North-east India (Bihār, Bengal)
11th-12th century, Pāla period
H. 37; L. 78 cm
The Navagrahā represent the divinised planets, playing a role in the destiny of beings. The work is well-preserved, with all nine deities intact. The varied positions and sinuous modelling give the bas-relief an elegant appearance, underlined by the refinement of the black stone. The faces of the divinities are surprisingly delicately modelled, with a sense of detail that testifies to the sculptor’s virtuosity. It is also worth noting that each of them is depicted with its attributes, and its mount in the lower frieze, making it easy to identify them.
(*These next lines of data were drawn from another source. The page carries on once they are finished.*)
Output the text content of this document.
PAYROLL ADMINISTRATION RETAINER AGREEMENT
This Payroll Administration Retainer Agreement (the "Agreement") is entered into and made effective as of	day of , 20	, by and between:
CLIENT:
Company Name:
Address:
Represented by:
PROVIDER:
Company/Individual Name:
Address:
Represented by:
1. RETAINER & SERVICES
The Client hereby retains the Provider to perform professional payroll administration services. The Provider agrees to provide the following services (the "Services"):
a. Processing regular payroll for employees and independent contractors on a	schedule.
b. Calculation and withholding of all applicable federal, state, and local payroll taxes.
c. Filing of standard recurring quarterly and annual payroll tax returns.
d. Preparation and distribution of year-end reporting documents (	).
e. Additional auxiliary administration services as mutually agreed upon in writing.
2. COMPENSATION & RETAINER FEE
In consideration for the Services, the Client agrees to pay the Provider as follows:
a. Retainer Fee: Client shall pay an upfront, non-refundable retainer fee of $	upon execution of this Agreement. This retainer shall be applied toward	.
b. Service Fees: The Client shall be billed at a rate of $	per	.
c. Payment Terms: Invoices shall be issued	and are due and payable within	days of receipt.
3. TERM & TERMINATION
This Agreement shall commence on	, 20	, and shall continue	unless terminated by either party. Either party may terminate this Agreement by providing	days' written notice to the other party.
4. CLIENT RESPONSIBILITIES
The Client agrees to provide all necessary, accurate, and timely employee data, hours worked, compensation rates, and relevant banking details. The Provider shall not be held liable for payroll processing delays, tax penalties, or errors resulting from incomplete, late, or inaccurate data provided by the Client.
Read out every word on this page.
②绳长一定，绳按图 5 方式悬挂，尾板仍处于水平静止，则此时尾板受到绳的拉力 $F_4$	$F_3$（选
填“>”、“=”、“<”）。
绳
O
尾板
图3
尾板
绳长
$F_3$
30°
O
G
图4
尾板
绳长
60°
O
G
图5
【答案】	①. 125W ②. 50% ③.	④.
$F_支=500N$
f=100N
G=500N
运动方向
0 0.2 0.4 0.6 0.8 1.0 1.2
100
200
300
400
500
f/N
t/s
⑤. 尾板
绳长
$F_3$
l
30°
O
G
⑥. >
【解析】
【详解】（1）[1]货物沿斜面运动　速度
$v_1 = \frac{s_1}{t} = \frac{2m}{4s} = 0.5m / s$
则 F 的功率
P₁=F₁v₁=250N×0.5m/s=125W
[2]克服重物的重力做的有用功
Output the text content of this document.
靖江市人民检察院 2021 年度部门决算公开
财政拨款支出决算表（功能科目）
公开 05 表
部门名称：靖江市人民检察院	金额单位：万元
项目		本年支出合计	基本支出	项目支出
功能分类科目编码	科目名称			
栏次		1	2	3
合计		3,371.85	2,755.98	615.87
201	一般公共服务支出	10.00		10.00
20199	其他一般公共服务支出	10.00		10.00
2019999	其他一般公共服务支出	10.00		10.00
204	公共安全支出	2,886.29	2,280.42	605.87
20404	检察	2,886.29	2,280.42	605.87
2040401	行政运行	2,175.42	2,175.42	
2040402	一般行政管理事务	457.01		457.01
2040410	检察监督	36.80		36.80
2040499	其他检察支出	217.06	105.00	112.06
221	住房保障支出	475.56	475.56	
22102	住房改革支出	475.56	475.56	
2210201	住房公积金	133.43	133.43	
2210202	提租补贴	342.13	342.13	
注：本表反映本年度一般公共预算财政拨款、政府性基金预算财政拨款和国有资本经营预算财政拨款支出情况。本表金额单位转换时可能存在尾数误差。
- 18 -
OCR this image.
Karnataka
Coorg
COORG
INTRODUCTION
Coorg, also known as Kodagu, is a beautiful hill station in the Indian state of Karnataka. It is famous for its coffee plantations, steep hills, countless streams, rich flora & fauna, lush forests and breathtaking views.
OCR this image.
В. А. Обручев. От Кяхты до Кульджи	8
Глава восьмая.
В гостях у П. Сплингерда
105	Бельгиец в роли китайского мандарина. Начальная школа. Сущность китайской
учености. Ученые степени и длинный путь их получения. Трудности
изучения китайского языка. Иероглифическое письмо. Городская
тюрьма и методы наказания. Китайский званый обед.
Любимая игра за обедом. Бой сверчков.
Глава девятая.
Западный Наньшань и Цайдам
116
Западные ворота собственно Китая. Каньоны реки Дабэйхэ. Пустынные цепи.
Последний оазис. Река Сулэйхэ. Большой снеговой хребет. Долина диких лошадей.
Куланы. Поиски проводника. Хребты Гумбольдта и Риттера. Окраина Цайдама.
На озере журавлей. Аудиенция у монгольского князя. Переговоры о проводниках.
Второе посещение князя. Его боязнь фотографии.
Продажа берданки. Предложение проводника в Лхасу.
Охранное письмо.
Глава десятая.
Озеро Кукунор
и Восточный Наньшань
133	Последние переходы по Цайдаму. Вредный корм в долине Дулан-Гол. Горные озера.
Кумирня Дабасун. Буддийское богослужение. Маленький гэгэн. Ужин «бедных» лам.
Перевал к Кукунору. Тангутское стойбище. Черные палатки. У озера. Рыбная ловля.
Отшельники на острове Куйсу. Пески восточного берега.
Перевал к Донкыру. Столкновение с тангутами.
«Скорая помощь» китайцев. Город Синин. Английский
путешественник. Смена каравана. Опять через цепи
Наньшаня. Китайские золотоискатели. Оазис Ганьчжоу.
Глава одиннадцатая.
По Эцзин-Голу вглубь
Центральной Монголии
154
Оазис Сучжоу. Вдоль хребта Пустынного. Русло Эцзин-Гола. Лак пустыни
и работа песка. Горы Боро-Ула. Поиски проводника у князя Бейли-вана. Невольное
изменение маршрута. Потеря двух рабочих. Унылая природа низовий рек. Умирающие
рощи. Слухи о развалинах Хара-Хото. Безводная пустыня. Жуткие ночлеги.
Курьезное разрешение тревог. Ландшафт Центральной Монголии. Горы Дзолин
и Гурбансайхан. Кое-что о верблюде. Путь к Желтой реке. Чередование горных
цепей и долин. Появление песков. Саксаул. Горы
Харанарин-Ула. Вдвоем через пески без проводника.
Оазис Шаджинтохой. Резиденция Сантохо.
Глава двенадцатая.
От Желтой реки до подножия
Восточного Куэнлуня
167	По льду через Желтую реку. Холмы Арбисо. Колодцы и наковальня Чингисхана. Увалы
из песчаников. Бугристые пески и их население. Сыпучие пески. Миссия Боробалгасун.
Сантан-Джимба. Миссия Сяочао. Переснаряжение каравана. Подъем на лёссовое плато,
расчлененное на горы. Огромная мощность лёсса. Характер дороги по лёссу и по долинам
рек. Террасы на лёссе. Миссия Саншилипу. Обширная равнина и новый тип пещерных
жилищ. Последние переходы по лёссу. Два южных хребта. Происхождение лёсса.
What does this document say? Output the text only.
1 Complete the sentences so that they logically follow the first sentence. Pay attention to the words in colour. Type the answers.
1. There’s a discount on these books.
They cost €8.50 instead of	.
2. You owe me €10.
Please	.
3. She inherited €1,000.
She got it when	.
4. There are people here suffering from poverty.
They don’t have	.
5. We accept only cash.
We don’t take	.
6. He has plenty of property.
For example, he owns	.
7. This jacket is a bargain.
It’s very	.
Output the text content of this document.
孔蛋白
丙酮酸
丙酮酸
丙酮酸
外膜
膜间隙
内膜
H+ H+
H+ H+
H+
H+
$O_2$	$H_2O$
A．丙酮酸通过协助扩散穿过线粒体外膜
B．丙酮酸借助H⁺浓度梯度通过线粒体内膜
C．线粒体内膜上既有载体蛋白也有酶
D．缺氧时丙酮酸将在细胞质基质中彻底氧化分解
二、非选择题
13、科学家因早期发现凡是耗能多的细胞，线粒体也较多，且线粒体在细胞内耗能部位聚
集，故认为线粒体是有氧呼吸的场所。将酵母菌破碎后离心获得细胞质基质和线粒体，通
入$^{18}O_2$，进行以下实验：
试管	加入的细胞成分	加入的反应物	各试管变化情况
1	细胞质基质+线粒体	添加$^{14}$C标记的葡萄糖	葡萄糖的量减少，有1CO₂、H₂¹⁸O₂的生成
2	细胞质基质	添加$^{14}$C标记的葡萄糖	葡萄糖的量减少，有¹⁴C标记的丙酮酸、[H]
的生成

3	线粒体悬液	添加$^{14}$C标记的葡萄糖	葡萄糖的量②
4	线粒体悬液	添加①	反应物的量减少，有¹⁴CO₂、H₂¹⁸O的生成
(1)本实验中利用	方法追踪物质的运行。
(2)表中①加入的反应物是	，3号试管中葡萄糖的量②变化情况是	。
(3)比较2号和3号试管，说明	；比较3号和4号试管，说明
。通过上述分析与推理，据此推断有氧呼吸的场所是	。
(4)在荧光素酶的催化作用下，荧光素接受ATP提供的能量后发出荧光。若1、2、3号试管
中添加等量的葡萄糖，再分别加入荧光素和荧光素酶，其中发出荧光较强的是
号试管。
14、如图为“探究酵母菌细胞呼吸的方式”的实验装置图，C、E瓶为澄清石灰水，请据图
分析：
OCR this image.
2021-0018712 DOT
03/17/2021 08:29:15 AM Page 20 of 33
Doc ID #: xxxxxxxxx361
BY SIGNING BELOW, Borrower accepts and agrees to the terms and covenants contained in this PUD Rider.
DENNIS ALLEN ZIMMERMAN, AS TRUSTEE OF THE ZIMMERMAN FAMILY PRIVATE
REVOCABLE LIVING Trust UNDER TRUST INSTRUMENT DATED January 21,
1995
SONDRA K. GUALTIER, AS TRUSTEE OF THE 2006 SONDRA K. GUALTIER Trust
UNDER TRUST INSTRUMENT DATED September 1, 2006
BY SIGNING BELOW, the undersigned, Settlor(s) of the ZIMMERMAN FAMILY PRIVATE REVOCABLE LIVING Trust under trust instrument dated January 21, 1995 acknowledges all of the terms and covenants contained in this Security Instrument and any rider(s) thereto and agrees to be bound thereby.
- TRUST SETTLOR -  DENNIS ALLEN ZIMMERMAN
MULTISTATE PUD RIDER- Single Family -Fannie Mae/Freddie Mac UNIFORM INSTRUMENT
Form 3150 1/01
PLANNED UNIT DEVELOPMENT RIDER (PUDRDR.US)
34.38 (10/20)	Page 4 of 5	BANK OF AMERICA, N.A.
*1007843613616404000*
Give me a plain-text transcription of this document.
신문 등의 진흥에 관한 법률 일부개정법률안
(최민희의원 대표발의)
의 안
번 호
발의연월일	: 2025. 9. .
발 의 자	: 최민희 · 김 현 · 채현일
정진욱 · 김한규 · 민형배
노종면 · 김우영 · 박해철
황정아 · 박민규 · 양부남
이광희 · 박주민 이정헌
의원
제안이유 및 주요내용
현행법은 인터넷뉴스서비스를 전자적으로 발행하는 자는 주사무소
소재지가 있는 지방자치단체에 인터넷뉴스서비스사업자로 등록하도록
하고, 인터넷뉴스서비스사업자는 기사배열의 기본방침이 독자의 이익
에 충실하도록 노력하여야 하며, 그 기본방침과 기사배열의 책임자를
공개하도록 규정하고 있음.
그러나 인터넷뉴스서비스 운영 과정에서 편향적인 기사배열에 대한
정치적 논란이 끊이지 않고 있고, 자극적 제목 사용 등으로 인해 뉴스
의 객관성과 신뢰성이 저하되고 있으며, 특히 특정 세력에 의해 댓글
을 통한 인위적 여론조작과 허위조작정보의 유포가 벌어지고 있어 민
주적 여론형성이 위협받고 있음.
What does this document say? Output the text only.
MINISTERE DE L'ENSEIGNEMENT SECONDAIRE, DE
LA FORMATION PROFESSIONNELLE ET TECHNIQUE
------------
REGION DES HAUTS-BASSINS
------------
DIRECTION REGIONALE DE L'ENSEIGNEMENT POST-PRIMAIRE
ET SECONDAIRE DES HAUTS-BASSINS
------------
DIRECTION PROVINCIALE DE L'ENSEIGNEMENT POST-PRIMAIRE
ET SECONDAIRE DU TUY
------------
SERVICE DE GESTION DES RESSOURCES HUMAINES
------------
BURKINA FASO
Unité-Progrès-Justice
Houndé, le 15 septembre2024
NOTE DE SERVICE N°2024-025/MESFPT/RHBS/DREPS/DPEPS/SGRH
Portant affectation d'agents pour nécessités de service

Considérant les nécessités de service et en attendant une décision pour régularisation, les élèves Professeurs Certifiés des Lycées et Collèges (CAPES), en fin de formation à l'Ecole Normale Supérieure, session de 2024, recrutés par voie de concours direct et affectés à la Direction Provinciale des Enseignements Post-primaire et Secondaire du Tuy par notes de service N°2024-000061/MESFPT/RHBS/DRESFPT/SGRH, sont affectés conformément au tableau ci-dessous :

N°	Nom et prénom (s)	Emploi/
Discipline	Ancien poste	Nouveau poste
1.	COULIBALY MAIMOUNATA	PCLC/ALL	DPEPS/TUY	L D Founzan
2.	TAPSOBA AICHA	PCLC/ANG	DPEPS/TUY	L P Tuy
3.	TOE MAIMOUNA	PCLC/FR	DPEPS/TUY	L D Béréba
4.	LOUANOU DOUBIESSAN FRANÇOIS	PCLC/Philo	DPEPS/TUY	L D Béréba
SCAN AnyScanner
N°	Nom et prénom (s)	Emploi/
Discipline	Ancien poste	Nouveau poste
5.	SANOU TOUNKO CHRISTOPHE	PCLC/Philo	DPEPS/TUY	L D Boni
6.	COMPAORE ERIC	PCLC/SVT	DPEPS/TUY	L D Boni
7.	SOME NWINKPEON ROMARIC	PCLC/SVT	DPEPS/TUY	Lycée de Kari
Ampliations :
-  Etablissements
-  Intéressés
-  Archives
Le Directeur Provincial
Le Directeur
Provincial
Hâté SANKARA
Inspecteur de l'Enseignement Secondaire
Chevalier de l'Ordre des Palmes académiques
The iconography of the nine planets is a classic scheme. The last two are actually astronomical phenomena: Rāhu is the deity of the eclipse and Ketu, with a serpent’s tail, is the comet. According to the legend of Rāhu’s origin, the gods churned the sea of milk to extract the elixir of immortality. The demon Rāhu, noticing this, tried to seize the elixir. Sūrya and Chandra, the sun and moon respectively, denounced him to the god Viṣṇu, who to punish him decapitated him using his cakra, a disc with a sharp edge. However, a drop of the elixir had fallen on Rāhu’s tongue, and his head remained immortal. Driven by a desire for vengeance, Rāhu set out in eternal pursuit of the sun and moon, seeking to devour them. Since the demon has no body, the sun and moon keep escaping through its severed neck, causing eclipses.
This bas-relief was originally on the lintel of a sanctuary door. It is a symbolic place signifying good fortune. All nine deities are present, each with their own distinctive iconography. On the left are Ganesh, but also Surya, Chandra, Mangala, Buddha, Brhaspati, Shukra, Shani, Rahu with the lunar disc and Ketu with the body of a snake, surmounting a lotiform throne.
Provenance: Christie’s Amsterdam 2006, then private collection in the Netherlands.